Monday, February 17, 2014

Vietnamese " Bún Thang"


 This is a traditional dish that Northen Vietnamese usually eat during Lunar New Year Festival to look forwar to a prosperous, successful new year ahead. The ingredients for this dish usually made from the food that was used to pray on New year eve and 1st day of New year, that is boiled chicken and meatloaf ( giò lụa).
  Ingredients:
- Stock (made from pork ribs or chicken stock)
- Dried shrimps, washed, soaked
- Dried mushrooms, washed, soaked till soften
-1 Boiled chicken, deboned
- 400g meatloaf ( giò lụa)
- 2 eggs, beaten
- laksa leaves and spring onions, to serve.
- Rice noodle ( beehoon), to serve
Method:
  Boil the stock together with the shrimps and mushrooms under medium heat until the shrimps is soften. Season to taste. Chicken meat shred into bite size. Meatloaf cut into shreds. Beaten egg fry thinly, slice into fine shreds. Laksa leaves and spring onion wash and chop.
  Blanch rice noodle in boiling water, drain well. Put noodle in a big bowl, arrange chicken meat, meatloaf, shredded eggs on top. Decorate with laksa leaves and spring onion. Pour boiling soup on the noodle and serve hot.

Friday, February 14, 2014

I am back and happy Valentines.

 I was away for so so long because of my baby girl. Finally I am back to blogging.
I decide to start off on Valentines just because I tried on a batch of Nama chocolate and I am so satisfied with the outcome even though I am not a big fan of chocolate. It's just simply yummy!

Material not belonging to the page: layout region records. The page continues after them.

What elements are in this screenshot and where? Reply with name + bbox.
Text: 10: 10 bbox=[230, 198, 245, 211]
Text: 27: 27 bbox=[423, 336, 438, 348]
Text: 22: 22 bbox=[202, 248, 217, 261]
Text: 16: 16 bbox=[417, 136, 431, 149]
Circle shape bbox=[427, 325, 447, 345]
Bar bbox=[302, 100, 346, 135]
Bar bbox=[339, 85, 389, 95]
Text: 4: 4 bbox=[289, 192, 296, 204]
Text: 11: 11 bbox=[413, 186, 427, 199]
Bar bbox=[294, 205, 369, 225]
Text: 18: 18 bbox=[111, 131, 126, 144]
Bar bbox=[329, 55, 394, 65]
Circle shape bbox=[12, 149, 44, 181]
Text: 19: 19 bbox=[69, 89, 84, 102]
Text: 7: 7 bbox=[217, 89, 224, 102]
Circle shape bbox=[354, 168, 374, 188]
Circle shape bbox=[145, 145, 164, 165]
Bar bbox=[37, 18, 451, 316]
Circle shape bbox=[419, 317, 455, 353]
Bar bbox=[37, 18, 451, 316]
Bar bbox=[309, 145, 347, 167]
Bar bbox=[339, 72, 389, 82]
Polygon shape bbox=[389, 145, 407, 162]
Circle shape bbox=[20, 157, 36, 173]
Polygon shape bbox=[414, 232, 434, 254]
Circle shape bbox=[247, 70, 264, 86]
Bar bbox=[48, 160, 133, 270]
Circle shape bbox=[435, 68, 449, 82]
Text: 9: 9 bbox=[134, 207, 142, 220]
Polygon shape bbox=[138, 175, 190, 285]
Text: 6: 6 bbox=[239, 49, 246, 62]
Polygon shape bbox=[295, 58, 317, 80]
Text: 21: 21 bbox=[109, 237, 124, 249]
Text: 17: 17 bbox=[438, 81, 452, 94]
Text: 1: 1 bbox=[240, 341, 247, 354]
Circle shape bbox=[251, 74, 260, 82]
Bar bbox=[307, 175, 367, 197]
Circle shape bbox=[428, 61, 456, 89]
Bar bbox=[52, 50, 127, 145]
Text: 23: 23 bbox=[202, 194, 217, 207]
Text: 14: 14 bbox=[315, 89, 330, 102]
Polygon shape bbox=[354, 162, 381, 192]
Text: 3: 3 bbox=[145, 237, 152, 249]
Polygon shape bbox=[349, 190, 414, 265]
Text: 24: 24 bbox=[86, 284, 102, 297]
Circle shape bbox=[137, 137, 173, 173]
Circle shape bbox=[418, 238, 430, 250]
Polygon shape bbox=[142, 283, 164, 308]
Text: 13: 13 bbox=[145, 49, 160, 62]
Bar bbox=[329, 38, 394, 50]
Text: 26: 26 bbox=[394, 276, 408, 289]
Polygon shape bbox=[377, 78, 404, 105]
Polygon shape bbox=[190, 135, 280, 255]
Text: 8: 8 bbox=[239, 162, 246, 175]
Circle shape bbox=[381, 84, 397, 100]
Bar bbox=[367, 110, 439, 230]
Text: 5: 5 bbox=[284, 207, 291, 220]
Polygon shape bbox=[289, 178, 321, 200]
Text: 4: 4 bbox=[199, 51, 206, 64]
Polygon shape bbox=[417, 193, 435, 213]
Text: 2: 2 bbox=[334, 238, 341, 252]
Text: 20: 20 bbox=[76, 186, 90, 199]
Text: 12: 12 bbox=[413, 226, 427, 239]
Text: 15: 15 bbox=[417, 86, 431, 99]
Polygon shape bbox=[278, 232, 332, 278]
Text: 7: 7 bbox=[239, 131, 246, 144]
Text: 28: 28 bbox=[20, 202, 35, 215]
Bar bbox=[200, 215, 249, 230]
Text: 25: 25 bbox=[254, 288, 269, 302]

Recipe: ( from Fait maison )
Ingredients:
 _ 400g chocolate ( I use 52% Beryl's chocolate)
 _ 200g whipping cream
 _ 20g unsalted butter
 _ 1 tbsp honey
 _ Cocoa powder for dusting
Method:
   Prepare chocolate in a mixing bowl, chop into small pieces if necessary.
  Cook whipping cream in a pot over low heat until bubbles appear, do not boil the cream. Pour hot whipping over chocolate, mix well with a balloon whisk until you get smooth mixture. Add butter and honey, continue whisking till combined.
  Pour mixture into square baking pan ( lined with parchment paper). Smooth the surface, cover with clingfilm and refrigerate it.
  When the chocolate is harden, cut into small pieces using warm knife and dust with cocoa powder. Serve.